Fareau Gilbert G, Vassilopoulou-Sellin Rena
Department of Endocrine Neoplasia and Hormonal Disorders, The University of Texas M. D. Anderson Cancer Center, Houston, Texas 77030, USA.
Endocr Pract. 2007 Oct;13(6):636-41. doi: 10.4158/EP.13.6.636.
To discuss challenges in the diagnosis of adrenocortical carcinoma and to suggest surveillance measures after removal of selected adrenal nodules.
We present the case of a 65-year-old man with worsening hypertension and new-onset hypokalemia attributed to primary hyperaldosteronism due to a 3-cm right adrenal nodule.
A laparoscopic right adrenalectomy was performed, and the histologic diagnosis was a benign adenoma. The patient's hypertension and hypokalemia improved postoperatively but recurred 8 months later, and florid Cushing's syndrome developed. Magnetic resonance imaging showed an 8-cm mass in the right adrenal bed and multiple hepatic metastatic lesions. Fine-needle biopsy confirmed the presence of adrenocortical carcinoma.
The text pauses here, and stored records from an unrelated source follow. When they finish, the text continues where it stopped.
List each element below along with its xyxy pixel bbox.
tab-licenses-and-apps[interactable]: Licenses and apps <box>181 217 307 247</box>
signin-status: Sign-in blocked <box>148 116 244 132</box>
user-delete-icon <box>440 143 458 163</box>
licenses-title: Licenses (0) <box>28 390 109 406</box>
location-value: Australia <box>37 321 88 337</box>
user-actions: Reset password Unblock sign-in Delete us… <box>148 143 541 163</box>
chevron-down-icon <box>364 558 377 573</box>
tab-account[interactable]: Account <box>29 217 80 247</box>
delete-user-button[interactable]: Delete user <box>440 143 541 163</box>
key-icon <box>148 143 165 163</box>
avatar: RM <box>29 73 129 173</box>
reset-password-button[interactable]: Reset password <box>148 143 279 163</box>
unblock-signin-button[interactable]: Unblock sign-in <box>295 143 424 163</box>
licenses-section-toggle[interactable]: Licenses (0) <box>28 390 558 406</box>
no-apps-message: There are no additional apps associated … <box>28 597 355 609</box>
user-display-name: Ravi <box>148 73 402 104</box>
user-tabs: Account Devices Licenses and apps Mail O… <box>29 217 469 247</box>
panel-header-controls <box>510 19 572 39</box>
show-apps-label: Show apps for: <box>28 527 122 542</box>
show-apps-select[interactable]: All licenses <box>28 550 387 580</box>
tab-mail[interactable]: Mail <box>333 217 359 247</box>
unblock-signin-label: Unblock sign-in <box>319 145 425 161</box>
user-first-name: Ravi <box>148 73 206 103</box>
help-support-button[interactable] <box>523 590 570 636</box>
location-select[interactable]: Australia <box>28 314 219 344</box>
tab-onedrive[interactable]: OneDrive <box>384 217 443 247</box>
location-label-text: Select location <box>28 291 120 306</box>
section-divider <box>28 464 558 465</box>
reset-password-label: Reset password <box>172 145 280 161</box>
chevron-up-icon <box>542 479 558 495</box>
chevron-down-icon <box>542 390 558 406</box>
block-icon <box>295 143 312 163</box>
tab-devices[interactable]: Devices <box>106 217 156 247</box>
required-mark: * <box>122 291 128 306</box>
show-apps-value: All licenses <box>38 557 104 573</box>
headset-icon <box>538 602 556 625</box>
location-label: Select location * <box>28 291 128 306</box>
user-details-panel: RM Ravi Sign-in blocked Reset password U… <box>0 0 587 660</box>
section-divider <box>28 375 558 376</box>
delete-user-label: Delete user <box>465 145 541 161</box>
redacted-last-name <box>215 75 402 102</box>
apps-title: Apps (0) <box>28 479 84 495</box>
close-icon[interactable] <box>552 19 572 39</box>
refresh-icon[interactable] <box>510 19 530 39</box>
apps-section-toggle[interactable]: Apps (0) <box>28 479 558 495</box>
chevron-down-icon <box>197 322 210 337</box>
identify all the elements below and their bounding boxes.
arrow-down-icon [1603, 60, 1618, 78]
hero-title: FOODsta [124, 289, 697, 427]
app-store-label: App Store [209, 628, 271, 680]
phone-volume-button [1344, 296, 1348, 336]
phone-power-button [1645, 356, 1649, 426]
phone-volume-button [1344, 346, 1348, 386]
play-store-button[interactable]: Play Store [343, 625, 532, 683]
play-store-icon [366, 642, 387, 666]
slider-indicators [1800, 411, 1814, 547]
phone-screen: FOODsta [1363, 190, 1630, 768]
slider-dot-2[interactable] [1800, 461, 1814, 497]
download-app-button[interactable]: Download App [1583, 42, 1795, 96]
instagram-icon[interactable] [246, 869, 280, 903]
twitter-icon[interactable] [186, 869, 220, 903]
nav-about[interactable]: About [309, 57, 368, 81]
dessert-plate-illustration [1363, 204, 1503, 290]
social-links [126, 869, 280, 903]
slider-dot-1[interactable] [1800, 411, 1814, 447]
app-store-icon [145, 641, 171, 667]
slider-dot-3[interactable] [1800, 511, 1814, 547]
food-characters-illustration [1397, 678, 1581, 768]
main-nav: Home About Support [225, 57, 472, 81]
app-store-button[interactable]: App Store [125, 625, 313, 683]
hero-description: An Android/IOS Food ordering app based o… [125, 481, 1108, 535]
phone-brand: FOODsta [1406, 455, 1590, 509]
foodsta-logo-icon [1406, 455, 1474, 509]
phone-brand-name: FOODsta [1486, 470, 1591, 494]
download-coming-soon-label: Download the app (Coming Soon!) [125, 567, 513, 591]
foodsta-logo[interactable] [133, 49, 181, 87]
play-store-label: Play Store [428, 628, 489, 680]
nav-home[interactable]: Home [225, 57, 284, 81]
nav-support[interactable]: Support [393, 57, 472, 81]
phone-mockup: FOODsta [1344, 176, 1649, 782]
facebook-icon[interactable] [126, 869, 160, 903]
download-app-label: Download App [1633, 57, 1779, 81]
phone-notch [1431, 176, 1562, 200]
Despite a comprehensive biochemical, radiologic, and histologic assessment, the diagnosis of adrenocortical carcinoma can be missed. Particularly, we caution against undue reliance on the initial tumor size. We recommend that abdominal imaging be performed every 3 months for the first year and every 6 months for the second year after surgical removal of selected adrenal nodules.
探讨肾上腺皮质癌诊断中的挑战,并提出切除特定肾上腺结节后的监测措施。
我们报告一例65岁男性病例,其因右侧3cm肾上腺结节导致原发性醛固酮增多症,出现高血压加重和新发低钾血症。
行腹腔镜右侧肾上腺切除术,组织学诊断为良性腺瘤。患者术后高血压和低钾血症改善,但8个月后复发,且出现典型的库欣综合征。磁共振成像显示右侧肾上腺床有一个8cm肿块及多个肝转移灶。细针穿刺活检证实为肾上腺皮质癌。
尽管进行了全面的生化、放射学和组织学评估,肾上腺皮质癌仍可能漏诊。特别是,我们提醒不要过度依赖初始肿瘤大小。我们建议,在手术切除特定肾上腺结节后的第一年,每3个月进行一次腹部影像学检查,第二年每6个月进行一次。